LLama2‐70B‐MLPerf Benchmark Setup (NVIDIA) - KrArunT/InfobellIT-Gen-AI GitHub Wiki

MLPerf Llama2-70B Inference instructions

Environment Setup:

Clone MLPerf repo:

git clone https://github.com/mlcommons/inference_results_v4.1.git
cd inference_results_v4.1/closed/NVIDIA 

Directory to store all inference trained models and data

export MLPERF_SCRATCH_PATH=/path/to/scratch/space

Create required directories to run MLPerf inference workloads

mkdir $MLPERF_SCRATCH_PATH/data $MLPERF_SCRATCH_PATH/models $MLPERF_SCRATCH_PATH/preprocessed_data 

Do the following changes to execute as root without adding root in docker group. Comment out the following lines.

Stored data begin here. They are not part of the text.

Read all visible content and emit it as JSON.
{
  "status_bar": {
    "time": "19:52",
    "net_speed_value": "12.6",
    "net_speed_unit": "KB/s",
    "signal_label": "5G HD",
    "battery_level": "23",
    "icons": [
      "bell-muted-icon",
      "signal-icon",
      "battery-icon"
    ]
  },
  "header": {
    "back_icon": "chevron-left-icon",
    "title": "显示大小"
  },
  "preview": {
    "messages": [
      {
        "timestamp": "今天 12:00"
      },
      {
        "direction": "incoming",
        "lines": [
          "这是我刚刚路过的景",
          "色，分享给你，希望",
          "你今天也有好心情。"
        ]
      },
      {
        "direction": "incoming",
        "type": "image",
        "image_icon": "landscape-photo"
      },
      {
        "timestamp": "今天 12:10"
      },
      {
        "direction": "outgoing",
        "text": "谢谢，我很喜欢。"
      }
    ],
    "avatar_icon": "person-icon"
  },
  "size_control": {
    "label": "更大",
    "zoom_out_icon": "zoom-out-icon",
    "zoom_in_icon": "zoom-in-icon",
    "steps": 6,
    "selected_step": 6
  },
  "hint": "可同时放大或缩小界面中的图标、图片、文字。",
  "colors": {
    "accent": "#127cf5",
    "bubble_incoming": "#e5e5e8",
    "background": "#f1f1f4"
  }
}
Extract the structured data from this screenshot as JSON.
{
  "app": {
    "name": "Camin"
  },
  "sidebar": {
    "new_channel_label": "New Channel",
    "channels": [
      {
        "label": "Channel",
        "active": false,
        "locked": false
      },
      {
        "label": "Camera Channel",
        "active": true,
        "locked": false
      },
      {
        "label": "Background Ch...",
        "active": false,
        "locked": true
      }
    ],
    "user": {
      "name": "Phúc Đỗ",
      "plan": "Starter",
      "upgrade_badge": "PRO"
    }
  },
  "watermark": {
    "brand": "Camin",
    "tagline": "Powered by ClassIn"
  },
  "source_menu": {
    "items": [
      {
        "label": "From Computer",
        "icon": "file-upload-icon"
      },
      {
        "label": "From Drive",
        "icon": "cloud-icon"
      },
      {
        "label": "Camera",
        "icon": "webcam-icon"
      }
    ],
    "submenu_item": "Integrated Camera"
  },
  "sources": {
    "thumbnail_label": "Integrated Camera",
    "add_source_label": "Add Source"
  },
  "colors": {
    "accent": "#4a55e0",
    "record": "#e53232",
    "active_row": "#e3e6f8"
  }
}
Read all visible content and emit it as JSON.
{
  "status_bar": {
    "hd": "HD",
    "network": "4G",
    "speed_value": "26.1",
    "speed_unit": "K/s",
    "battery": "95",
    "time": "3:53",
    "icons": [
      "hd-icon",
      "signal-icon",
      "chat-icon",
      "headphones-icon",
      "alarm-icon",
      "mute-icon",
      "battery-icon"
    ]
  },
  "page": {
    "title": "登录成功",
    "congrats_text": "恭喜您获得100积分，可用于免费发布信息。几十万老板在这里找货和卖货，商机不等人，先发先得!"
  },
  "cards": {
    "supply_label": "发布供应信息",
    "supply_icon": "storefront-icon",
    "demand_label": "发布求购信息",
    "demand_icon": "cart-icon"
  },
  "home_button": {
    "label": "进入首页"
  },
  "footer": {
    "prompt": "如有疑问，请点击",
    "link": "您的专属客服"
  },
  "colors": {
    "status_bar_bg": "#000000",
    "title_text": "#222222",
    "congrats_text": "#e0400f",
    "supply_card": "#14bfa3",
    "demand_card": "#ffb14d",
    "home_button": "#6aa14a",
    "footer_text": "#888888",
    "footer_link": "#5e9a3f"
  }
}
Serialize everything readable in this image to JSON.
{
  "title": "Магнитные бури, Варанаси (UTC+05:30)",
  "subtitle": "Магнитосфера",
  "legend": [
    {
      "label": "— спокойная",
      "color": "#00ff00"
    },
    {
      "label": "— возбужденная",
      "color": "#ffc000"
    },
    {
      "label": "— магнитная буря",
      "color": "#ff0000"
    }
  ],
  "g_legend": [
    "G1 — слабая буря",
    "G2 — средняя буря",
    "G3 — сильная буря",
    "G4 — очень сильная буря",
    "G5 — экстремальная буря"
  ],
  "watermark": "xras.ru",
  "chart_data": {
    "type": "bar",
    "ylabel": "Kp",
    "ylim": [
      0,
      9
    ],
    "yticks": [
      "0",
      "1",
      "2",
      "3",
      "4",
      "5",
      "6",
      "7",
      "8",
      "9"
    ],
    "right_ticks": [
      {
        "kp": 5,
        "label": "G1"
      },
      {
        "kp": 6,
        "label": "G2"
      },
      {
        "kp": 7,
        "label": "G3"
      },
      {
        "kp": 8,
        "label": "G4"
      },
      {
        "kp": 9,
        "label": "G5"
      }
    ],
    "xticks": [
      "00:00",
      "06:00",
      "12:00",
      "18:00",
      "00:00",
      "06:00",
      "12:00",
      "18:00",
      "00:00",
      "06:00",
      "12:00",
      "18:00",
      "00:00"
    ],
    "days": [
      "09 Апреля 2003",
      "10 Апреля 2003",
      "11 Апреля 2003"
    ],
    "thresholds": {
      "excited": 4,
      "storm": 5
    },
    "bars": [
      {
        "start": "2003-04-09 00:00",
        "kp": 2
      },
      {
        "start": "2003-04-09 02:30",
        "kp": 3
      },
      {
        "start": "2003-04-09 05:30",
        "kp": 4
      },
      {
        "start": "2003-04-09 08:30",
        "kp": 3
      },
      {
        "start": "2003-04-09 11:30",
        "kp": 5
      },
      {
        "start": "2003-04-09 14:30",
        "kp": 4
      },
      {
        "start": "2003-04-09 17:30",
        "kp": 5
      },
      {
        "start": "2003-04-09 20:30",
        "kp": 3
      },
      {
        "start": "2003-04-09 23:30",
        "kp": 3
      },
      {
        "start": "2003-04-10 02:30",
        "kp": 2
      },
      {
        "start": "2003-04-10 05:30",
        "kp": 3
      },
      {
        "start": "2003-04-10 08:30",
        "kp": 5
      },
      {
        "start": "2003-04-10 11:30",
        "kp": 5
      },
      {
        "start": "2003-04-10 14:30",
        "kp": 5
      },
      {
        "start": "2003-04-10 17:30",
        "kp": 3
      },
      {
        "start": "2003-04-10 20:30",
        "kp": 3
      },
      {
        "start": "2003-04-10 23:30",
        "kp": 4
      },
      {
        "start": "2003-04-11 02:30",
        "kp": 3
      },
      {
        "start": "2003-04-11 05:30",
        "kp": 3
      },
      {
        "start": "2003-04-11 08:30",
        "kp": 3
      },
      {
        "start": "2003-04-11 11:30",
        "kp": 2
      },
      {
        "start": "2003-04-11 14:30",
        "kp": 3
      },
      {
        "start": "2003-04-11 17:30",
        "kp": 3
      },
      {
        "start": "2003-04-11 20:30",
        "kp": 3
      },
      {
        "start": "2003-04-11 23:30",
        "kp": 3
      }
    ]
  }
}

nano docker/Dockerfile.user  

Comment following lines:

#RUN echo root:root | chpasswd \ 
# && groupadd -f -g ${GID} ${GROUP} \ 
# && useradd -G sudo -g ${GID} -u ${UID} -m ${USER} \ 
# && echo ${USER}:${USER} | chpasswd \ 
# && echo -e "\nexport PS1=\"(mlperf) \\u@\\h:\\w\\$ \"" | tee -a /home/${USER}/.bashrc \ 
# && echo -e "\n%sudo ALL=(ALL:ALL) NOPASSWD:ALL\n" | tee -a /etc/sudoers 

Update with:

RUN if ! id -u ${USER} > /dev/null 2>&1; then \ 
        groupadd -f -g ${GID} ${GROUP} && \ 
        useradd -G sudo -g ${GID} -u ${UID} -m ${USER} && \ 
        echo ${USER}:${USER} | chpasswd && \ 
        echo -e "\nexport PS1=\"(mlperf) \\u@\\h:\\w\\$ \"" | tee -a /home/${USER}/.bashrc && \ 
        echo -e "\n%sudo ALL=(ALL:ALL) NOPASSWD:ALL\n" | tee -a /etc/sudoers; \ 
    fi 

Inside Docker Container

Launching the docker container with required mount directories

make prebuild DOCKER_ARGS="-v <Files with data,model and preprocessed_data directories> :/home" 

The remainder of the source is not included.